Primer C: 5'-taatacgactcactatagacaatggacgcacctcc-3 '(SEQ ID NO: 13)
Primer D: 5'-tgtcggccgttagcatttag-3 '(SEQ ID NO: 14)
Experiments similar to Example 3 (evaluation of binding activity) and Example 4 (translation inhibition experiment) were performed using this terminal-deficient RNA. As a result of the experiment, the terminal-deficient RNA showed almost the same binding activity and translation inhibition activity as the original RNA.

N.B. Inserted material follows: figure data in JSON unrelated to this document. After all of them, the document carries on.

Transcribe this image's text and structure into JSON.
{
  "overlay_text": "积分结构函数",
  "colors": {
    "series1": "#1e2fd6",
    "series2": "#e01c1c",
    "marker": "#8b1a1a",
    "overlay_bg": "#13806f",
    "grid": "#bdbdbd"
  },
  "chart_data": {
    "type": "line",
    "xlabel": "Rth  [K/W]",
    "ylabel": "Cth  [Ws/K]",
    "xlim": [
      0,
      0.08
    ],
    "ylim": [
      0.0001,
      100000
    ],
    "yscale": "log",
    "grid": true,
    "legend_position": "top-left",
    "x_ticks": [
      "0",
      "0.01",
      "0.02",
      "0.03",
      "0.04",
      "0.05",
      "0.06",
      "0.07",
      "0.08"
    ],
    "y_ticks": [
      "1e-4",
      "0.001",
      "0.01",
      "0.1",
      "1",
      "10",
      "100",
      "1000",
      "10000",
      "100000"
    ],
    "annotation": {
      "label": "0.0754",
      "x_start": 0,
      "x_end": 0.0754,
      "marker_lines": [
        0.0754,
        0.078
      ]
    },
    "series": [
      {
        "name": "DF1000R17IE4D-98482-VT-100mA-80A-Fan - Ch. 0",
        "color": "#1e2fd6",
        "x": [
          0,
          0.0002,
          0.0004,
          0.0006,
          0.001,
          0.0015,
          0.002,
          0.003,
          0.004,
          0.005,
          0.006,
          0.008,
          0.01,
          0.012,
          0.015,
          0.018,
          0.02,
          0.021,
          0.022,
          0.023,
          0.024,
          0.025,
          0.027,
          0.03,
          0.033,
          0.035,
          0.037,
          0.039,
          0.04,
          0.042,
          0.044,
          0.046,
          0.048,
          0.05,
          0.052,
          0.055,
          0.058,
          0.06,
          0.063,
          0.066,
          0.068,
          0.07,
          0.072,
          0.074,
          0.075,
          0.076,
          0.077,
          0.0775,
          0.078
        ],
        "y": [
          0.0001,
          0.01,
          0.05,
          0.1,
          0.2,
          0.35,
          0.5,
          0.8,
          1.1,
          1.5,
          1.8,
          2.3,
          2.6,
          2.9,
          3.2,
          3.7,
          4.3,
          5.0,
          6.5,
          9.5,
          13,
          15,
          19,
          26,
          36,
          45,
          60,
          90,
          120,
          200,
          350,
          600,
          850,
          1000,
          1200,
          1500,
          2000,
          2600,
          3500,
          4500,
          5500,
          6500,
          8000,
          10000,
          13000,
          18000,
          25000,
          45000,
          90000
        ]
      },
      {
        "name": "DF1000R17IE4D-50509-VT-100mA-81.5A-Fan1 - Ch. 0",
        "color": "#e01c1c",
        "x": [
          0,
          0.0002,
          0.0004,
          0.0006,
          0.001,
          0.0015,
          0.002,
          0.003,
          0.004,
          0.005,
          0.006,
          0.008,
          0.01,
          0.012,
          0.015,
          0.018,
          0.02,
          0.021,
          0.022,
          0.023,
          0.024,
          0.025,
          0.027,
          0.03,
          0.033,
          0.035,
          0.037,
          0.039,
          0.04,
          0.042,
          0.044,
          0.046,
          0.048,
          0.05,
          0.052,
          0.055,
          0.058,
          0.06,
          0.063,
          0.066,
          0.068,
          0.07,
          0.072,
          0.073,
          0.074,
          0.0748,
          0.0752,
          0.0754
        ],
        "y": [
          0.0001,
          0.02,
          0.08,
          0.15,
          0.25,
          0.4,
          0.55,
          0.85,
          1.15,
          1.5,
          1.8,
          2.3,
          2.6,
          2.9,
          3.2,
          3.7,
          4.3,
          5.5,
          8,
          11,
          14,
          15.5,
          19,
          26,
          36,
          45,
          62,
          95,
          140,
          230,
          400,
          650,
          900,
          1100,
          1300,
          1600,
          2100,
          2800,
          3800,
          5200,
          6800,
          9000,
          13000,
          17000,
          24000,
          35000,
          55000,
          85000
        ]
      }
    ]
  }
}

The figure which shows the result of the filter coupling | bonding experiment using a nitrocellulose filter. FIG. 2 is a schematic diagram of mRNA used in Example 4 (FIG. 2A) and a diagram showing the results of translation inhibition experiments in Example 4 (FIG. 2B). The secondary structure prediction figure of RNA represented by sequence number 1. The secondary structure prediction figure of RNA represented by sequence number 2. The secondary structure prediction figure of RNA represented by sequence number 3. The secondary structure prediction figure of RNA represented by sequence number 4. The secondary structure prediction figure of RNA represented by sequence number 5. The secondary structure prediction figure of RNA represented by sequence number 6. The secondary structure prediction figure of RNA represented by sequence number 7. The secondary structure prediction figure of RNA represented by sequence number 8. The secondary structure prediction figure of RNA represented by sequence number 9.

Claims (9)

  RNA represented by the nucleotide sequence of SEQ ID NOS: 1-9.   An RNA represented by a base sequence in which one or several bases are substituted, deleted or inserted in the base sequence of RNA according to claim 1, and has binding activity to eIF4G or a family thereof or a fragment thereof. Having RNA.   An RNA obtained by adding another RNA to the RNA according to claim 1 or 2, wherein the RNA has binding activity to eIF4G or a family thereof or a fragment thereof.   4. RNA shortened by cutting part of the RNA according to claim 1, wherein the RNA has binding activity to eIF4G or a family thereof or a fragment thereof.   5. An RNA having at least one modified nucleotide introduced therein, wherein the RNA has binding activity to eIF4G or a family thereof or a fragment thereof.   The RNA according to claims 1 to 5, which is labeled.   DNA which has a base sequence complementary to the base sequence of RNA of Claims 1-4.   A vector into which the DNA according to claim 7 is inserted.   A method for detecting or quantifying eIF4G or a family thereof or a fragment thereof using the RNA according to claim 1.